By Sarah Kent 

LONDON-- Royal Dutch Shell PLC announced plans to slash 6,500 jobs Thursday amid a slump in oil prices that has sent a wave of job cuts rippling through the industry.

Shell's job reductions came as Chevron Corp. said Wednesday it would cut 1,500 jobs, while U.K. utility Centrica PLC said Thursday it would slash 6,000 positions and work to shrink its oil-and-gas production division. Even deeper cuts have emerged this week at oil services firms, which big energy companies are squeezing for savings; Saipem SpA of Italy, for instance, said it would slash 8,800 jobs over the next two years.

The moves demonstrate how energy companies are moving to slash further to cope with a sustained oil price collapse that they now see lasting for a longer time. Shell, BP PLC, France's Total SA and Eni SpA of Italy have all outlined plans in their second quarter results to deepen spending cuts that began earlier this year when oil prices reached lows below $50 a barrel, down from highs of $114 a barrel last year.

Shell's job cuts were announced along with second-quarter earnings that saw its profit fall by 33% from the same period last year, to $3.4 billion compared with $5.1 billion on a current cost of supplies basis--a measure similar to the net income reported in the U.S. As with its peers, Shell's exploration and production, or upstream business, suffered worst, tumbling to $774 million, down nearly 80% from a year earlier. Shell's oil production fell 11% to 2.7 million barrels of oil equivalent as the company undertook maintenance at several fields and continued a $20 billion divestment program due to complete at the end of the year.

Shell has seemed more bullish, at least in its rhetoric, on the future of the oil price than peers such as BP. The company sounded a somewhat more cautious note on Thursday, saying in a news release that it was planning for an "oil price downturn [that] could last for several years."

The planned job cuts for the year are equivalent to around 7% of Shell's total workforce and will include cuts already announced in the North Sea and Canada. Elsewhere, the company has reduced capital spending and operating costs, sanctioning only two new projects this year and reducing spending on back office activities.

"These are sustainable cost reduction programs. These are not just slash and burn," Chief Financial Officer Simon Henry told reporters, adding that there is more to come.

Investors seemed to react well to the cost-reduction plans. Shell's share price rose more than 4% in London following the announcement.

The cuts comes after a series of bold moves that led some investors to believe the company was ignoring the peril of sustained low oil prices.

In April it signed a $70 billion deal to acquire BG Group--the company's largest purchase ever and the biggest deal in the oil sector for more than a decade--and it is pressing ahead with expensive plans to drill in the Arctic this summer. While others have delayed approval of big ticket projects, earlier this month Shell decided to move forward with the development of its deep-water Appomattox oil field in the Gulf of Mexico.

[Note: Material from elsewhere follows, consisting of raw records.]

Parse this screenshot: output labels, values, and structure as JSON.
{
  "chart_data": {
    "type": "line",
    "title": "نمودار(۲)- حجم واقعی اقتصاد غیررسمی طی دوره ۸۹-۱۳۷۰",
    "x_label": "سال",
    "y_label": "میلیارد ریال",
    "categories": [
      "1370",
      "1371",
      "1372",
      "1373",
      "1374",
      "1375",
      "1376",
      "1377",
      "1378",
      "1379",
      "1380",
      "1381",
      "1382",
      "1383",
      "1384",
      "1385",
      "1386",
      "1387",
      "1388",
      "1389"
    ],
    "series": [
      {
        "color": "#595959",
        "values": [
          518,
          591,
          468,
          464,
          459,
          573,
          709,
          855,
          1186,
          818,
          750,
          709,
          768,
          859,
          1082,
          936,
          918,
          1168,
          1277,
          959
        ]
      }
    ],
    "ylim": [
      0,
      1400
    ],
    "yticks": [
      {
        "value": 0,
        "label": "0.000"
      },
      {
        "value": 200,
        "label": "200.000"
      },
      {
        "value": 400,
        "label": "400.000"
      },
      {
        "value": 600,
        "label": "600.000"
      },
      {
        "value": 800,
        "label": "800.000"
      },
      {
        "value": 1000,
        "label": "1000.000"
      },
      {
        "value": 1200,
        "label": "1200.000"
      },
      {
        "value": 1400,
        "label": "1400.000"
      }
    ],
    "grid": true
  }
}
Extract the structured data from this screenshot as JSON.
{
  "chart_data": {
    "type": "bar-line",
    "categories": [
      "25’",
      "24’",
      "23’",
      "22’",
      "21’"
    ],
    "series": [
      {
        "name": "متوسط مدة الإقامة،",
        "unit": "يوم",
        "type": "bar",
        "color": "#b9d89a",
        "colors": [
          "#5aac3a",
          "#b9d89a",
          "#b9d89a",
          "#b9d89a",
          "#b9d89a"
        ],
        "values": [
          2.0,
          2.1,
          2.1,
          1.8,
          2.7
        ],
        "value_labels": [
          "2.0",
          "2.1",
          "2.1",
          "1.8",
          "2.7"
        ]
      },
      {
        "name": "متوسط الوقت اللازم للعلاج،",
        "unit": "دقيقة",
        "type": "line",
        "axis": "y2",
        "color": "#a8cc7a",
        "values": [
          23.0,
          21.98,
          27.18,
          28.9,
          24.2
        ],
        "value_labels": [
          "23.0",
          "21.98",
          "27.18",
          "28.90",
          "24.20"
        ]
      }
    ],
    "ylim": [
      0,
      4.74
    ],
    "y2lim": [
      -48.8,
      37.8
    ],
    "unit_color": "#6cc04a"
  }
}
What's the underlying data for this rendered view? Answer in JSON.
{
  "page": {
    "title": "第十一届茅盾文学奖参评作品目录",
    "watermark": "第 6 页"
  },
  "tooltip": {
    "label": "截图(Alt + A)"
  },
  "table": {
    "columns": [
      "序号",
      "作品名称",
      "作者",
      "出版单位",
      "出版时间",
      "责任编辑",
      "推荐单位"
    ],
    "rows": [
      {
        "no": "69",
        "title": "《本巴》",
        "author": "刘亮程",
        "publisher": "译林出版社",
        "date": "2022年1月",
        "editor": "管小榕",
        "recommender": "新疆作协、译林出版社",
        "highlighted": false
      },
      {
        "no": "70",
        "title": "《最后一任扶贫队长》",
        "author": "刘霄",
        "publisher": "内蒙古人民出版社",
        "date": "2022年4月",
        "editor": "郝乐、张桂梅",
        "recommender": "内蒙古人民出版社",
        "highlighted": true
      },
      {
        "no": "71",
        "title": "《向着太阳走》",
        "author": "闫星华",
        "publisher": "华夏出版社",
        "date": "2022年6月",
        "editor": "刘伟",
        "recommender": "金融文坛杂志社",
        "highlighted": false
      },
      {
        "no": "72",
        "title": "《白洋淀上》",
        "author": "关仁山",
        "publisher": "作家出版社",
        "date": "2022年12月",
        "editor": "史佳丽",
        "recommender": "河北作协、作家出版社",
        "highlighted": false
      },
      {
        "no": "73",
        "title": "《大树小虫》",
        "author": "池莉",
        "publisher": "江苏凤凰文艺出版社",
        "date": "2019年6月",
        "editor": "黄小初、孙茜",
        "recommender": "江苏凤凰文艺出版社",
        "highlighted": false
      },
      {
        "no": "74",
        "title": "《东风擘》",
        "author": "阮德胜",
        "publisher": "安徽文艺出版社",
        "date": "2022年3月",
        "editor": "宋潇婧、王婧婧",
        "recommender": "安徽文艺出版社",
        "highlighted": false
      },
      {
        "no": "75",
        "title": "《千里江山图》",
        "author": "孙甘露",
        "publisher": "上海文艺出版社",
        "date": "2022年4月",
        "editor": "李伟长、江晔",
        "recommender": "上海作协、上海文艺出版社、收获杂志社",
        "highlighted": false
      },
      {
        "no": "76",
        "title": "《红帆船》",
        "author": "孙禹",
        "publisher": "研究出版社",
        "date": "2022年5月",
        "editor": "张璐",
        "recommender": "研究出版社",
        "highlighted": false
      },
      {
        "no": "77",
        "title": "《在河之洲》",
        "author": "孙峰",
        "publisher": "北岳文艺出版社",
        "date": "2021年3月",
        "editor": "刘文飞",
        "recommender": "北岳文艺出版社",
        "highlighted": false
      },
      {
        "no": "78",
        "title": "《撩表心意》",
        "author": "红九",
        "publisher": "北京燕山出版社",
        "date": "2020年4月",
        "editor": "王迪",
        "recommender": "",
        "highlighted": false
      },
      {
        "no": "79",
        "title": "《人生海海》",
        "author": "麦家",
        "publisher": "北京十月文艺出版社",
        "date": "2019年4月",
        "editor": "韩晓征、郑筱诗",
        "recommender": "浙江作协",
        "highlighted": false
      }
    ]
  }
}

For Shell, Thursday's announcements amounted to a new sales pitch for its BG deal, viewed by some as a symbol of the company's comparatively bullish stance on the oil market.

Though most analysts have praised the logic of the deal--which will give Shell a major footprint in Brazil's attractive deep-water oil plays and enhance its leading position in the liquefied natural gas market--the price has come under criticism and some have expressed concerns that it depends too much on an oil price recovery. Shell said the synergies from the deal should amount to at least $2.5 billion a year from 2018 . Over the medium term, the company still sees the potential for the oil price to return to $70 to $90 a barrel.

Shell executives were anxious to dispel the notion that they needed a recovery on Thursday, emphasizing that the deal made sense at "nearly any oil price we can envisage."

"Perhaps we left the impression that we're waiting for the cavalry in the form of high oil prices," Chief Executive Ben van Beurden said, admitting that the company had failed to adequately emphasize how it planned to manage the lower price environment.

He unveiled a new motto that the BG deal embodies: "Grow to simplify."

"Our results today show we are successfully reducing spending and costs. We have to make sure the company is resilient in a world where oil prices remain low for some time while keeping an eye on a recovery we believe will come," he said.